Forearm muscles are often overlooked in strength-training sessions. Even body builders have been told not to bother with specific forearm training. In order to achieve overall muscle development and avoid training-related injuries, forearms deserve the same attention as other areas of the body.
A common outcome of neglecting forearm training is a weakened grip. A weakened grip can limit overall progress in strength training because forearms are eventually unable to handle certain weights. Some body builders resort to using weight-lifting straps in order to accommodate the weakness and avoid the stalling progress.
Untrained forearms also tend to pale in comparison to muscles that are more developed and defined. This can be disappointing for someone working toward a well-proportioned physique. Fortunately, the incorporation of forearm training into a workout routine can resolve the issue of disproportionate muscle development.
Similar to calves, forearms require intense training to produce noticeable results. Effective training should include supersets, trisets and dropsets of movements such as wrist curls, reverse wrist curls and standing forearm rotations. These exercises do not require a great deal of movement, but they are very effective in developing forearm muscles. A minimum of 15 reps per session is advised. Ultimately, exercises should be continued until muscle failure occurs.
Muscle failure stimulates the slow twitch muscle fibers in the forearm, which is necessary for muscle development. Following a session, the forearms should be swollen and sore. This indicates that the muscles were adequately challenged.
The videos below, you will see several exercises to help you develop mass on your forearms.
Before full-blown forearm training can begin, time needs to be spent on strengthening the wrist tendons. Generally vulnerable, they could suffer if too much demand is placed on them. To avoid tendon damage, training should take a slow and steady approach to get them ready for heavier weights. Once tendons are strengthened properly, forearm training will be that much more effective.

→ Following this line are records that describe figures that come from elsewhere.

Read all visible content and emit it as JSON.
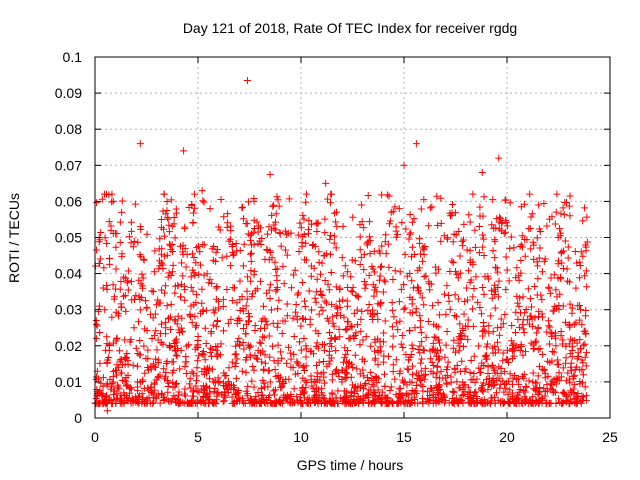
{
  "chart_data": {
    "type": "scatter",
    "title": "Day 121 of 2018, Rate Of TEC Index for receiver rgdg",
    "xlabel": "GPS time / hours",
    "ylabel": "ROTI / TECUs",
    "xlim": [
      0,
      25
    ],
    "ylim": [
      0,
      0.1
    ],
    "xticks": [
      "0",
      "5",
      "10",
      "15",
      "20",
      "25"
    ],
    "yticks": [
      "0",
      "0.01",
      "0.02",
      "0.03",
      "0.04",
      "0.05",
      "0.06",
      "0.07",
      "0.08",
      "0.09",
      "0.1"
    ],
    "grid": true,
    "marker": "+",
    "series": [
      {
        "name": "ROTI",
        "color": "#ff0000",
        "x_range": [
          0,
          23.9
        ],
        "bulk_range": [
          0.004,
          0.045
        ],
        "notable_points": [
          {
            "x": 7.4,
            "y": 0.0935
          },
          {
            "x": 2.2,
            "y": 0.076
          },
          {
            "x": 4.3,
            "y": 0.074
          },
          {
            "x": 15.6,
            "y": 0.076
          },
          {
            "x": 19.6,
            "y": 0.072
          },
          {
            "x": 15.0,
            "y": 0.07
          },
          {
            "x": 18.8,
            "y": 0.068
          },
          {
            "x": 8.5,
            "y": 0.0675
          },
          {
            "x": 11.2,
            "y": 0.065
          },
          {
            "x": 5.2,
            "y": 0.063
          },
          {
            "x": 0.4,
            "y": 0.036
          },
          {
            "x": 0.6,
            "y": 0.002
          }
        ]
      }
    ]
  }
}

Effective forearm training results in fatigued muscles. Thus, forearms should be the final part of sessions. Otherwise, fatigued forearms could hinder proper form and cause the overall workout to be affected. Improper performance can be both ineffective and dangerous. Keeping forearm training at the end ensures that the whole workout will be effective.
Initially, forearm training should be done four times a week for at least 15 minutes per session. When developed forearm muscles are achieved, their training can be dropped to two times a week. Any less than that, however, and progress could be interrupted.
A person serious about strength training should not ignore the benefits of including forearm training into a workout regimen. The desire to achieve a proportioned appearance is one valid reason to work out forearms. However, the fact that developed forearm muscles affect the quality of the whole training session should motivate anyone to give forearms the attention they deserve. The incorporation of forearm training into a regular workout should be a gradual process in terms of physical demand. The neglected muscles need the chance to catch up with the rest of the body. Once they do, the whole training process will benefit, resulting in a greater satisfaction in the ultimate outcome: total fitness.